Пришли мы на авиационный завод. В кадрах говорят:
– Вас приняли. Завтра на работу.
Мы говорим:
– Мы передумали. Просим расчёт.
Нас уволили. В трудовую книжку – приём на работу и увольнение – всё в один день.
* * *
Дело не в этом.
А в том, что куда идти – неизвестно.
С Аллой мы расстались.
Она потом в театр костюмером пошла.
А у меня жизнь перевернулась в другую сторону.
Встретила я человека.
Это когда я уже в больнице работала медсестрой и готовилась в медицинский. Правда, я его чуть раньше встретила.
В больницу я тоже случайно попала.
Иду по улице днём, вижу, дядечка к стене привалился. Думала, пьяный. А он говорит:
– Деушка, деушка… давайте с вами дружить?
– Гуляй, гуляй, – отвечаю.
– Ну тогда мои дела плохи, – говорит. – Мне надо до больницы доползти. У меня колено отваливается. Сорок минут такси ловлю. Больница недалеко, может, отведёшь меня?
– Ага… – говорю. – Может, вам ещё шнурки погладить?
– Нет… – говорит. – Ты меня не бросишь… По глазам вижу. Меня Николаем зовут, а вас?
Ну, вижу, делать нечего. Потащила я его. Тяжёлый. Люди оглядываются, как мы в обнимку идём.
– А ты представь, что ты меня с поля боя тащишь.
– Сейчас не война… Да замолчите вы, и так тяжело.
Ну, дотащила его. Дальше он всё сам говорил насчёт коленного сустава, а меня он попросил на его работу позвонить, сообщить, что он в больнице. Пока я звонила, его оформили. А потом старуха кричит:
– Сестра! Где же вы?!
А в коридоре, кроме меня, нет никого.
– Это вы мне? – спрашиваю.
– Ну что вы сидите? Отведите больного до лифта.
– Да… – говорит Николай. – Отведите больного до лифта.
Ну, опять я его потащила куда-то.
– Да вы не наша? – разглядела меня старушка. – Я вас с нашей Ксенией перепутала. У неё сегодня отгул. Вижу, без халата, думала, Ксения.
– Я не Ксения, – говорю я.
– А вы довольно ловко справляетесь.
– Я в школе на медсестру сдавала.
– Вы работаете где-нибудь?
– Нет ещё. Только школу кончила.
–У нас Ксения замуж выходит. Два дня отгула. Вы бы не хотели вместо неё два дня подежурить?

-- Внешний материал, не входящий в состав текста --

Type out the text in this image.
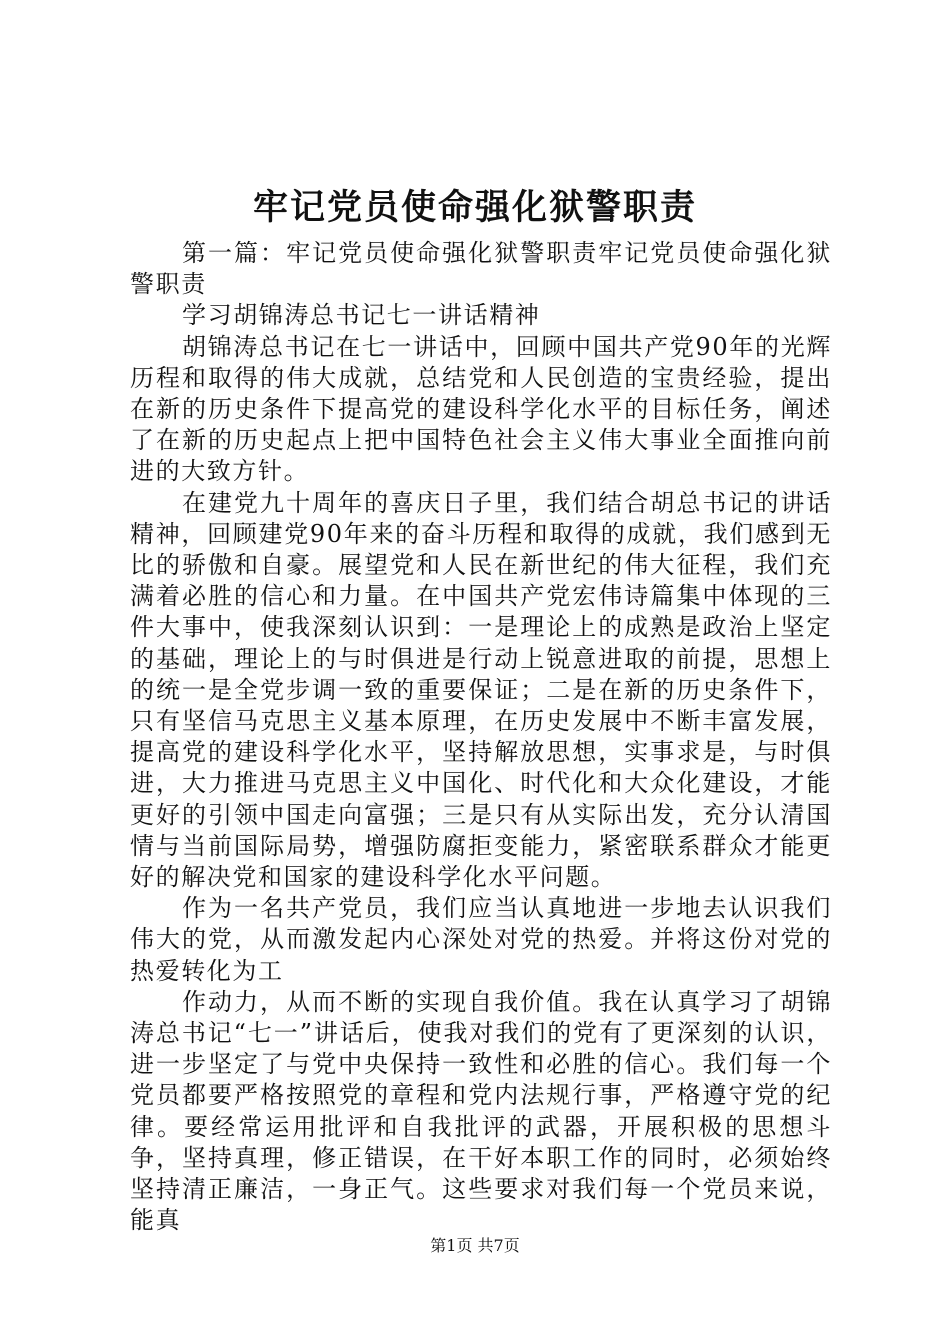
牢记党员使命强化狱警职责

第一篇：牢记党员使命强化狱警职责牢记党员使命强化狱警职责

学习胡锦涛总书记七一讲话精神

胡锦涛总书记在七一讲话中，回顾中国共产党90年的光辉历程和取得的伟大成就，总结党和人民创造的宝贵经验，提出在新的历史条件下提高党的建设科学化水平的目标任务，阐述了在新的历史起点上把中国特色社会主义伟大事业全面推向前进的大致方针。

在建党九十周年的喜庆日子里，我们结合胡总书记的讲话精神，回顾建党90年来的奋斗历程和取得的成就，我们感到无比的骄傲和自豪。展望党和人民在新世纪的伟大征程，我们充满着必胜的信心和力量。在中国共产党宏伟诗篇集中体现的三件大事中，使我深刻认识到：一是理论上的成熟是政治上坚定的基础，理论上的与时俱进是行动上锐意进取的前提，思想上的统一是全党步调一致的重要保证；二是在新的历史条件下，只有坚信马克思主义基本原理，在历史发展中不断丰富发展，提高党的建设科学化水平，坚持解放思想，实事求是，与时俱进，大力推进马克思主义中国化、时代化和大众化建设，才能更好的引领中国走向富强；三是只有从实际出发，充分认清国情与当前国际局势，增强防腐拒变能力，紧密联系群众才能更好的解决党和国家的建设科学化水平问题。

作为一名共产党员，我们应当认真地进一步地去认识我们伟大的党，从而激发起内心深处对党的热爱。并将这份对党的热爱转化为工

作动力，从而不断的实现自我价值。我在认真学习了胡锦涛总书记“七一”讲话后，使我对我们的党有了更深刻的认识，进一步坚定了与党中央保持一致性和必胜的信心。我们每一个党员都要严格按照党的章程和党内法规行事，严格遵守党的纪律。要经常运用批评和自我批评的武器，开展积极的思想斗争，坚持真理，修正错误，在干好本职工作的同时，必须始终坚持清正廉洁，一身正气。这些要求对我们每一个党员来说，能真

第1页 共7页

– Хотели бы, хотели бы, – говорит Николай.
– Больной, ведите себя спокойно.
Так и решилась моя судьба. Да только не совсем. Осталась я в больнице. Николаю ногу починили и выписали, а он потом приходит и говорит:
– Ты после дежурства не уходи. Со мной поедешь. Я тебя с друзьями познакомлю.
– Ну вот ещё!
– Сестрёнка, не буянь! – говорит он. – Не буянь. Дело говорю. Ты мне добро сделала, и я тебе добро сделаю. Не дрейфь. Люди там все приличные, а тебе этого недостаёт. Я же вижу.

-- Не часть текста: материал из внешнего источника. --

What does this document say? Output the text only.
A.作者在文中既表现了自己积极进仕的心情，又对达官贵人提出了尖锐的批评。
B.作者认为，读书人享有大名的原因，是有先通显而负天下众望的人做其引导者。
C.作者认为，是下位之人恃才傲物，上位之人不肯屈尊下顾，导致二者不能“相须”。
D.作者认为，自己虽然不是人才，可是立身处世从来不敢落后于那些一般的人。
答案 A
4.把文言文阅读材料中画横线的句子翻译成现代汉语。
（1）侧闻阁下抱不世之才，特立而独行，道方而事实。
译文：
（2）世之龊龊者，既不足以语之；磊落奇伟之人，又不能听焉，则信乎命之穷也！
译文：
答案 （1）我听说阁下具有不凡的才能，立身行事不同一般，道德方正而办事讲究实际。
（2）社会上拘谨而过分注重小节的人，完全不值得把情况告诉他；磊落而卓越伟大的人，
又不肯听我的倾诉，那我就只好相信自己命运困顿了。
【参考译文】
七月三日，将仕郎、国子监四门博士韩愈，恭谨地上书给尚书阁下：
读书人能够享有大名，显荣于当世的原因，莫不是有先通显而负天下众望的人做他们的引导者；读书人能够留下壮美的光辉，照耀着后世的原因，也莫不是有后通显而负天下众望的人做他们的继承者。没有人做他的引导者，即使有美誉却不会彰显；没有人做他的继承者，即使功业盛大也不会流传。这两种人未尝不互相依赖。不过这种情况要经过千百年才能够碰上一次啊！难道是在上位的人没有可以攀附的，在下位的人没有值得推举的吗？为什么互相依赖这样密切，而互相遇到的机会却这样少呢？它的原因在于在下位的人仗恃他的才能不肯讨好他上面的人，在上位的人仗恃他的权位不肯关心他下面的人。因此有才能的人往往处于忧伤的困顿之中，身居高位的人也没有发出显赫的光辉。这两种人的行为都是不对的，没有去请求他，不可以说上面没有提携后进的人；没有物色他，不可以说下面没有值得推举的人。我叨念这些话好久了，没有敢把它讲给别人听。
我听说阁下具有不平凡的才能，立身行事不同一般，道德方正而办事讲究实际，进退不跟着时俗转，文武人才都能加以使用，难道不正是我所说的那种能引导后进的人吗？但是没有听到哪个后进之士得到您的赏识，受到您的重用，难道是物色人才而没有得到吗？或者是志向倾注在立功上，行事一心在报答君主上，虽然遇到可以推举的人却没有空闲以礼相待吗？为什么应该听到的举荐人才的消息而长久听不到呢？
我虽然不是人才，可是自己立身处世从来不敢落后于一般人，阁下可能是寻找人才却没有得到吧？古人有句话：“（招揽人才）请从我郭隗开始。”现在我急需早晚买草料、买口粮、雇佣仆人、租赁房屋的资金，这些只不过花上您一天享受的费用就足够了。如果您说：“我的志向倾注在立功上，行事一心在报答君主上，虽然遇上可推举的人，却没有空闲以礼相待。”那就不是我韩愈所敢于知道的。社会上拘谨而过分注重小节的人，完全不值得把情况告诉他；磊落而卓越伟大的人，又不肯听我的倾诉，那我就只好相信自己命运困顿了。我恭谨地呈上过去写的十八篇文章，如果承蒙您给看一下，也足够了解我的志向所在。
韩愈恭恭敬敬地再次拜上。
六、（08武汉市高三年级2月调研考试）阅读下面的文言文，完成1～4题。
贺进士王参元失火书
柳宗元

– Чего недостает? Я не дрейфлю.
Так я познакомилась с их компанией. Странная была компания. Илларион на автокране работал, двое с трансформаторного, холостые, двое с авиационного, с жёнами. Дина из клуба, совсем старая старуха Христофоровна с внуком, доктор наук один, Аносов с женой и художник Якушев. Женатый, но жена его в этой компании никогда не бывала. И ещё Николай. Он мне совершенно тогда не нравился. Говорили, работает на каком-то заводе, пишет стихи и пьесу про Леонардо да Винчи. На меня там все обратили внимание. Я складненькая. Но мне это было ни к чему. Только два человека на меня внимания не обратили: этот Якушев и Николай. У Николая девушка была, красивая, но ему не пара. Почему не пара – сказать не могу, но не пара. Ладно, его дело.
А тут мне Якушев говорит:
– Я ваш портрет хочу написать. На пленэре.
– Где?
– На открытом воздухе.
А девушка Николая говорит:
– Вы же хотели меня написать?
– Я передумал.
Так и сказал. Я заметила – он всем всё говорил. Прямо в лоб скажет, и возражать ему не возражали.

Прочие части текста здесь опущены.